MemCubes memory layers:

  • Raw archive — unprocessed session data
  • Active context — relevant short-term memory for current tasks
  • Identity-level memory — shapes the agent’s understanding of who you are
  • Skill layer — stores proven patterns and successful solutions for reuse

Then I connected MemOS to Claude Codeand even to Gemini via a Chrome extension. Now my code agent, content agent, and planning agent share one memory, which is VERY convenient, as I don’t have to retell anything to anyone anymore.

Now for the most important part.

Without MemOS, the more data accumulates, the worse the agent performs. The context fills up like water in a bucket, and once the bucket is full, the model degrades. With MemOS, the more data there is, the more connections there are in memory, and the smarter and more capable the agent becomes.

Every bug that is fixed and every solution that is found is saved and pops up exactly when needed.

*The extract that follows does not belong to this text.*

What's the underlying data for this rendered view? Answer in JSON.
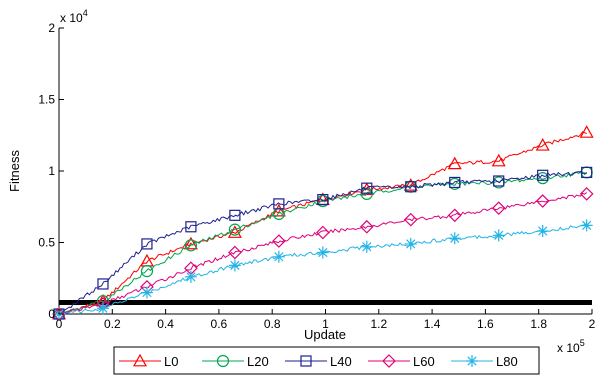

In other words, MemOS is like human memory: over time, new neural connections, new experiences, and new skills appear. Memory is divided into different types for convenience and time. Separate agents work inside MemOS, cleaning up and distributing data, monitoring the frequency of what is used most often, and enriching this data with new experiences.

OpenClaw is great. But with MemOS, this machine comes alive and acquires consistent memory.